A non-compete agreement is a type of contract that generally prohibits an employee from competing against his or her employer for a period of time after that employee leaves their employment. It can be a great way for employers to protect the time and value that they’ve put into the employee, however, there are special considerations that need to be taken into account when drafting and executing non-compete agreements.
Non-Compete versus Confidentiality and Non-Solicitation Agreements
First, a non-compete is different from other types of agreement in restricting employees’ actions after they leave employment. A non-solicitation agreement is an agreement where the employee agrees to refrain from contacting certain customers or other employees and a confidentiality or non-disclosure agreement is where the employee refrains from disclosing confidential information. These are different from a non-compete which prohibits the employee from competing with the current employer. Some general considerations for non-compete agreements is that courts usually have a disposition against the enforceability of non-compete agreements because they restrain trade and restrict someone from earning a living. In Satellite Industries Inc. v. Keeling, 396 N.W.2d. 635,639 (Minn. Ct. App. 1986), the court stated that,
restrictive covenants which prevent an employee from working for others or for himself in the same competitive field so as to discourage him from terminating his employment constitutes a form of industrial peonage without redeeming virtue in the American enterprise system.
As a result, courts look upon non-competes with disfavor and scrutinize them with care.
Elements of Non-Compete Agreements
Elements of an enforceable agreement include the following;
Just and Honest Purpose
Evidence the restraint in the non-compete is for a just and honest purpose, and for the protection of legitimate interests to the party in whose favor it is imposed reasonable as between the two parties and not to the public. If those elements are found within a non-compete agreement, the court is more likely to find the agreement valid.
Next, the agreement has to have a legitimate interest. A legitimate interest includes a company’s goodwill trade secrets and confidential information as well as preventing exploitation of the company’s name recognition. The Minnesota Supreme Court has:
uniformly upheld covenants in contracts of employment designed to protect the employer against the deflection of trade and customers by the employee by means of the opportunity which the employment has given him; or to protect the legitimate interest of the business or professional man about to employ another under circumstances where the employee is given access to the employer’s patronage, customers, clients, or trade secrets.
Bennett v. Storz Broadcasting Co., 134 N.W.2d. 892, 898 (Minn. 1965)
Courts have also found that the more specialized an employee’s training and integral that person’s position to a business, the more likely a court is to enforce a non-compete agreement. In contrast to the court’s finding that a specialized employee’s training could be a legitimate interest in enforcing a non-compete, if the information that an employee has is only skillful variations of a general process that is available to the public, a non-compete agreement for that employee would not be enforced.
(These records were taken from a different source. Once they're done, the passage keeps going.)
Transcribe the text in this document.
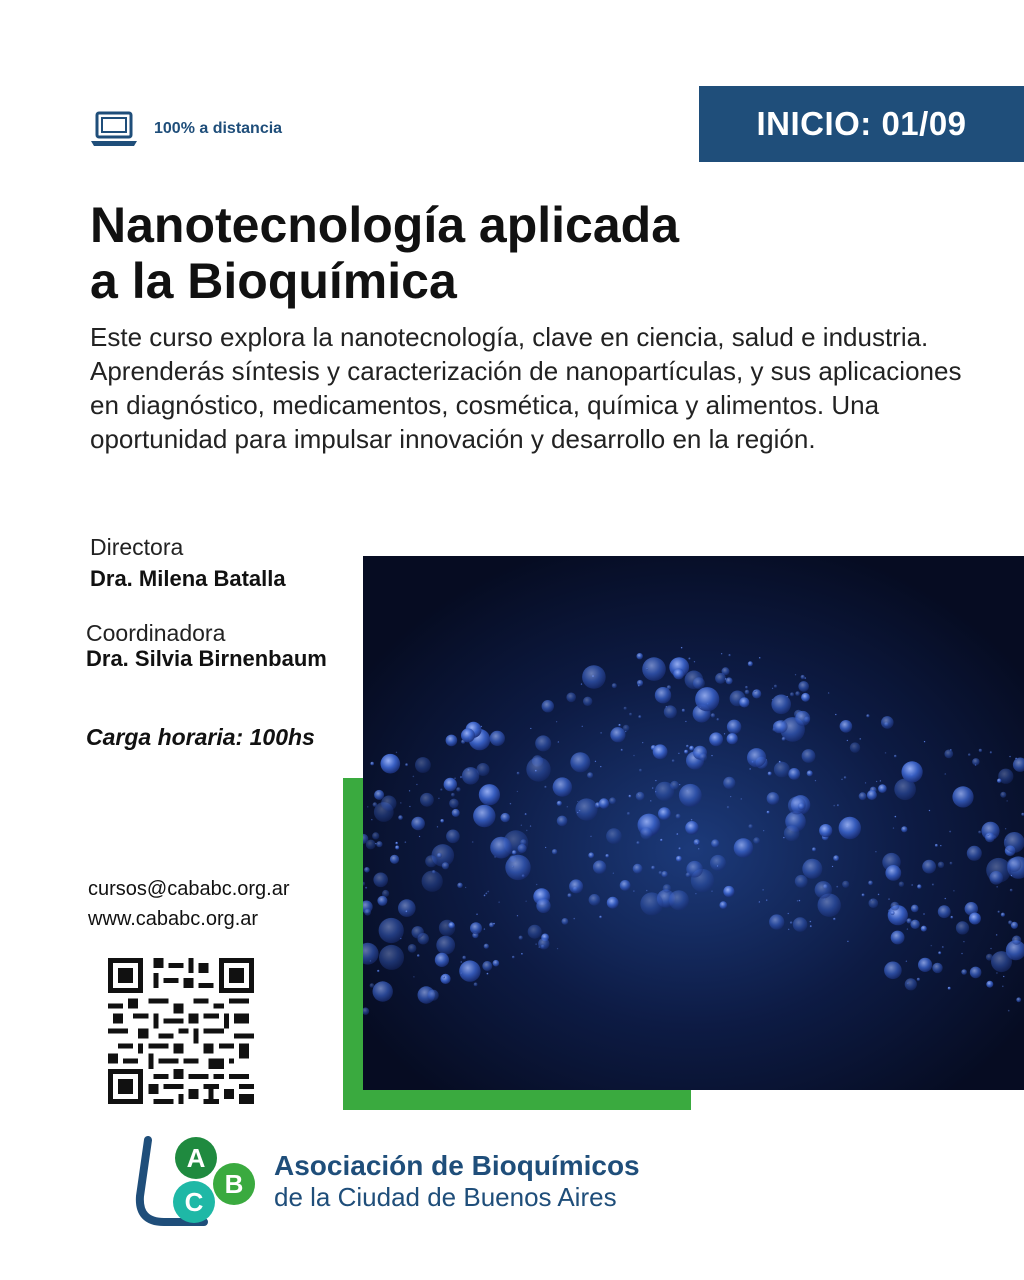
100% a distancia	INICIO: 01/09
Nanotecnología aplicada
a la Bioquímica
Este curso explora la nanotecnología, clave en ciencia, salud e industria. Aprenderás síntesis y caracterización de nanopartículas, y sus aplicaciones en diagnóstico, medicamentos, cosmética, química y alimentos. Una oportunidad para impulsar innovación y desarrollo en la región.
Directora
Dra. Milena Batalla
Coordinadora
Dra. Silvia Birnenbaum
Carga horaria: 100hs
cursos@cababc.org.ar
www.cababc.org.ar
A
B
C
Asociación de Bioquímicos
de la Ciudad de Buenos Aires
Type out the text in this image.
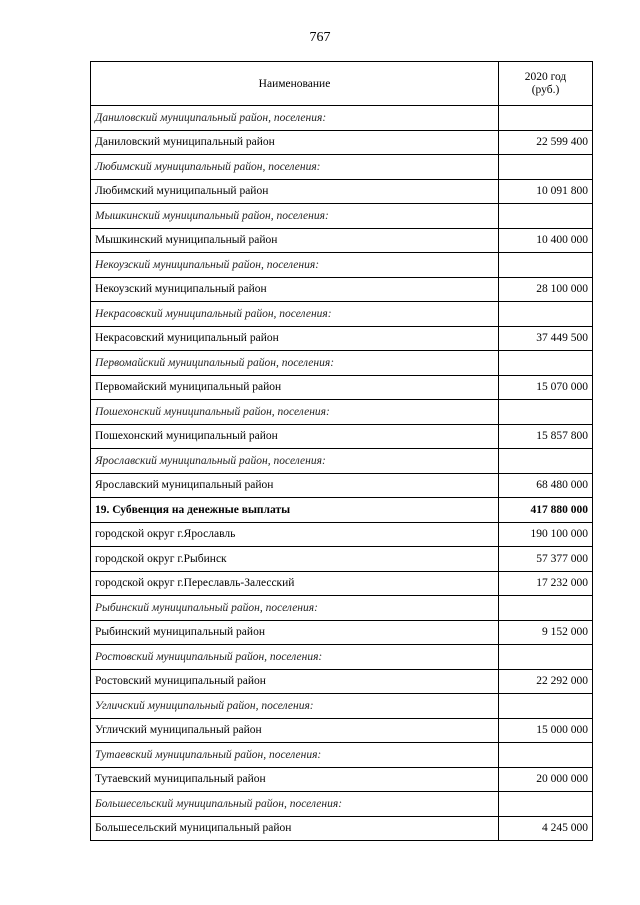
767
Наименование	2020 год
(руб.)

Даниловский муниципальный район, поселения:	
Даниловский муниципальный район	22 599 400
Любимский муниципальный район, поселения:	
Любимский муниципальный район	10 091 800
Мышкинский муниципальный район, поселения:	
Мышкинский муниципальный район	10 400 000
Некоузский муниципальный район, поселения:	
Некоузский муниципальный район	28 100 000
Некрасовский муниципальный район, поселения:	
Некрасовский муниципальный район	37 449 500
Первомайский муниципальный район, поселения:	
Первомайский муниципальный район	15 070 000
Пошехонский муниципальный район, поселения:	
Пошехонский муниципальный район	15 857 800
Ярославский муниципальный район, поселения:	
Ярославский муниципальный район	68 480 000
19. Субвенция на денежные выплаты	417 880 000
городской округ г.Ярославль	190 100 000
городской округ г.Рыбинск	57 377 000
городской округ г.Переславль-Залесский	17 232 000
Рыбинский муниципальный район, поселения:	
Рыбинский муниципальный район	9 152 000
Ростовский муниципальный район, поселения:	
Ростовский муниципальный район	22 292 000
Угличский муниципальный район, поселения:	
Угличский муниципальный район	15 000 000
Тутаевский муниципальный район, поселения:	
Тутаевский муниципальный район	20 000 000
Большесельский муниципальный район, поселения:	
Большесельский муниципальный район	4 245 000
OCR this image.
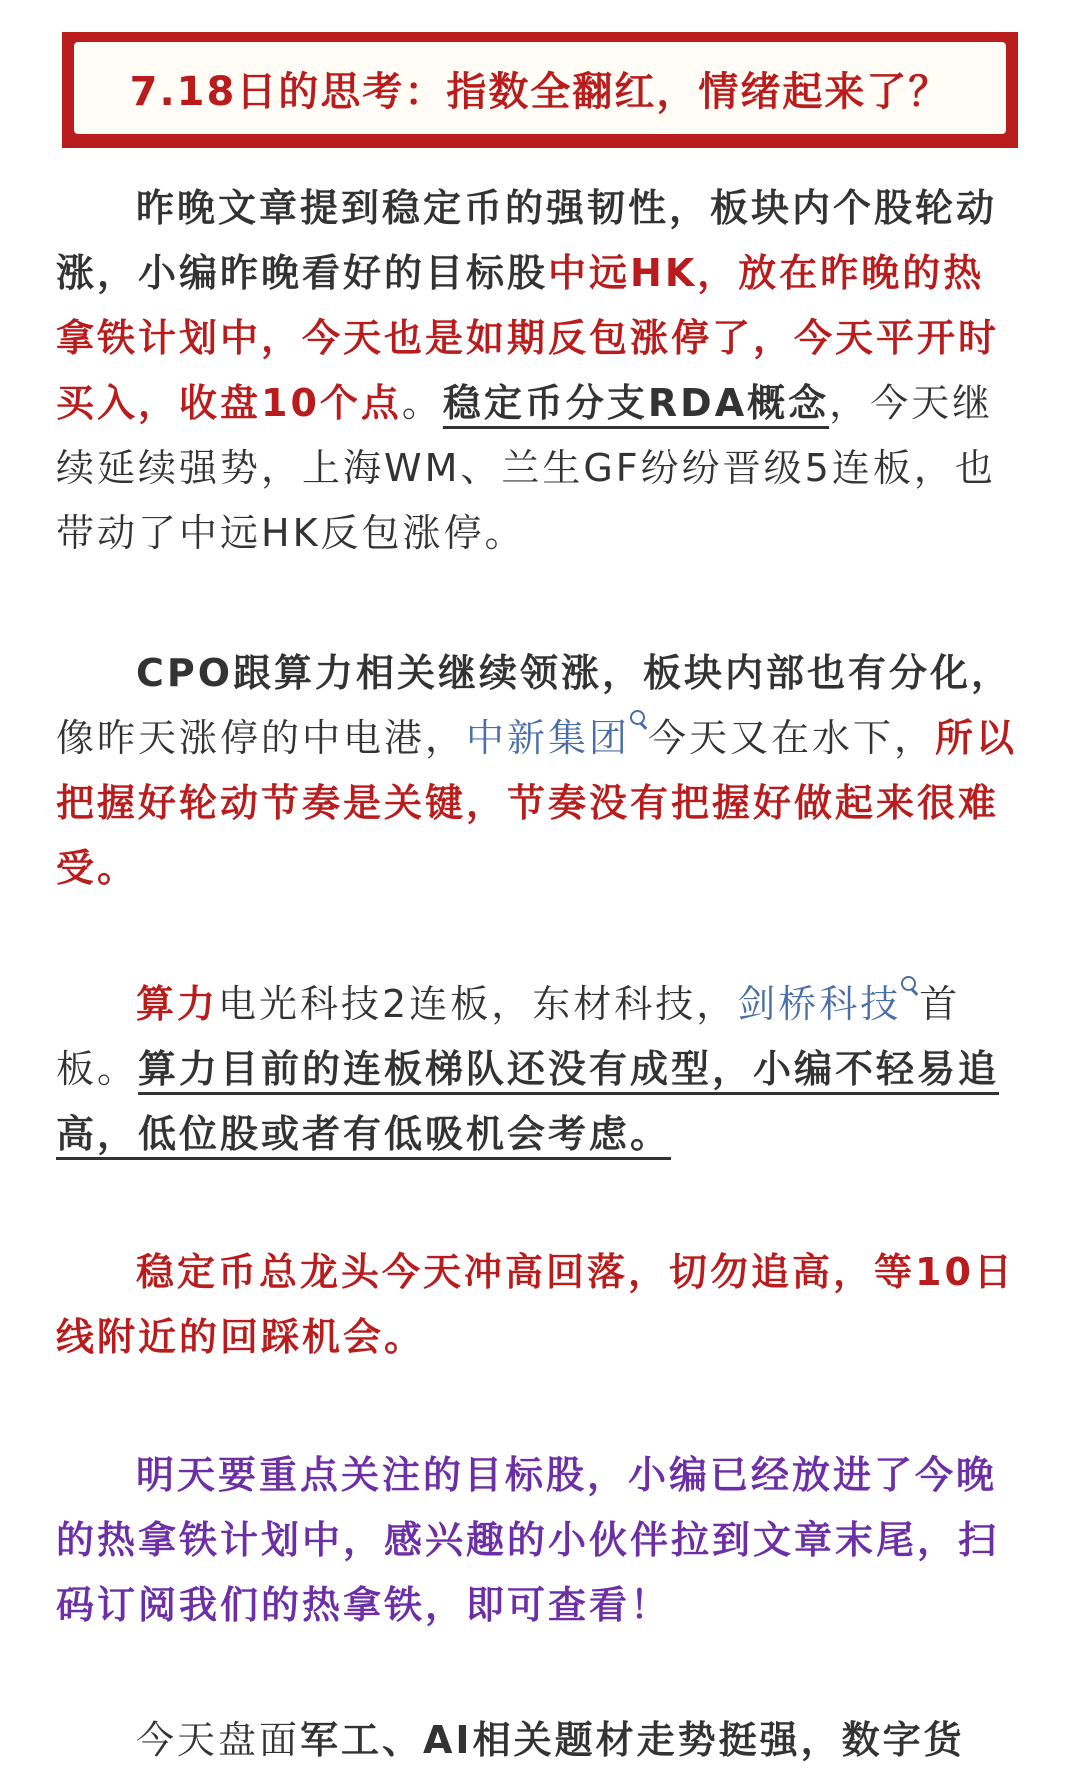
7.18日的思考：指数全翻红，情绪起来了？

昨晚文章提到稳定币的强韧性，板块内个股轮动涨，小编昨晚看好的目标股中远HK，放在昨晚的热拿铁计划中，今天也是如期反包涨停了，今天平开时买入，收盘10个点。稳定币分支RDA概念，今天继续延续强势，上海WM、兰生GF纷纷晋级5连板，也带动了中远HK反包涨停。

CPO跟算力相关继续领涨，板块内部也有分化，像昨天涨停的中电港，中新集团 今天又在水下，所以把握好轮动节奏是关键，节奏没有把握好做起来很难受。

算力电光科技2连板，东材科技，剑桥科技 首板。算力目前的连板梯队还没有成型，小编不轻易追高，低位股或者有低吸机会考虑。

稳定币总龙头今天冲高回落，切勿追高，等10日线附近的回踩机会。

明天要重点关注的目标股，小编已经放进了今晚的热拿铁计划中，感兴趣的小伙伴拉到文章末尾，扫码订阅我们的热拿铁，即可查看！

今天盘面军工、AI相关题材走势挺强，数字货
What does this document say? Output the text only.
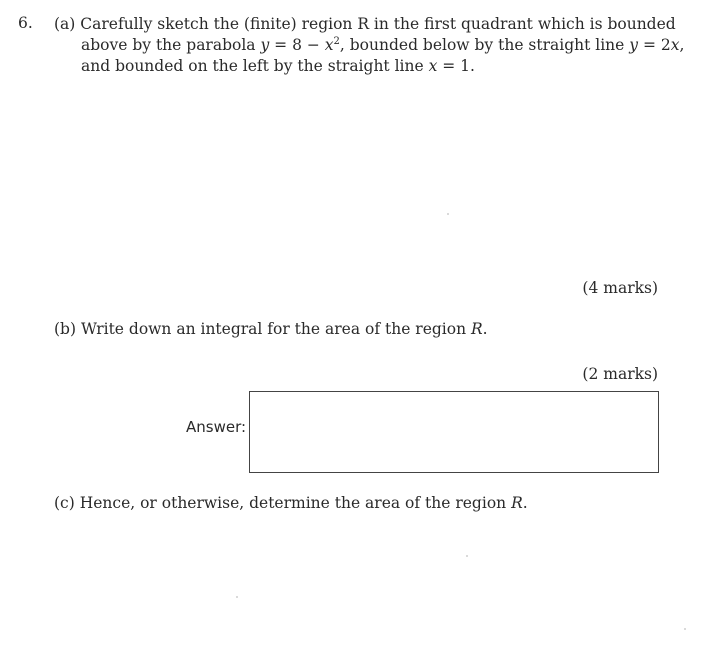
6. (a) Carefully sketch the (finite) region R in the first quadrant which is bounded
above by the parabola $y = 8 - x^2$, bounded below by the straight line y = 2x,
and bounded on the left by the straight line x = 1.
(4 marks)
(b) Write down an integral for the area of the region R.
(2 marks)
Answer:
(c) Hence, or otherwise, determine the area of the region R.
The non-compete has to be reasonable between the parties. A non-compete cannot be sweeping and broad allowing for advantage in the employer’s favor. The non-compete may not impose upon the employee greater restraint than is reasonably necessary to protect the company’s legitimate business interests. The way that the court determines that a non-compete is reasonable is that it weighs the relative harm to the parties under the agreement. The factors that the court uses to determine reasonableness are nature and extent of the business, time for which the restriction is imposed, and the territorial extent of the covenant. Bennett , 134 N.W.2d. at 898.
A lot of non-competes involve geographical restrictions where an employee is not allowed to engage in the same area of business or specialty after it leaves a certain employer. However, courts will uphold geographical restrictions only when they are restricted areas necessary to protect the employer’s interests. In the case of Tom Schmidt & Assoc. Inc. v. Williams, No. CX-00-1547, 2001 WL 1385819 (Minn. Ct. App., Feb. 20, 2001), the court found that a 5 mile geographical scope for a hair styling salon non-compete agreement was not sufficiently limited to protect the employer’s interest, as it encompassed different markets. In contrast, a Federal Minnesota District Court case, Millerd v. Electronic Cable Specialists, 790 F.Supp. 857 (D. Minn. 1992), the court held that a non-compete with a nation-wide restriction was enforceable because the employer operated nationally.
Courts also look at temporal restrictions in a non-compete where a non-compete restricts an employee from practicing or doing business in their selected field for a certain amount of time. The test that courts use to determine the reasonableness of temporal restriction is that the court observes the nature of the employee’s work, the time necessary for an employer to train a new employee, and the time necessary for the customers to become familiar with the new employee.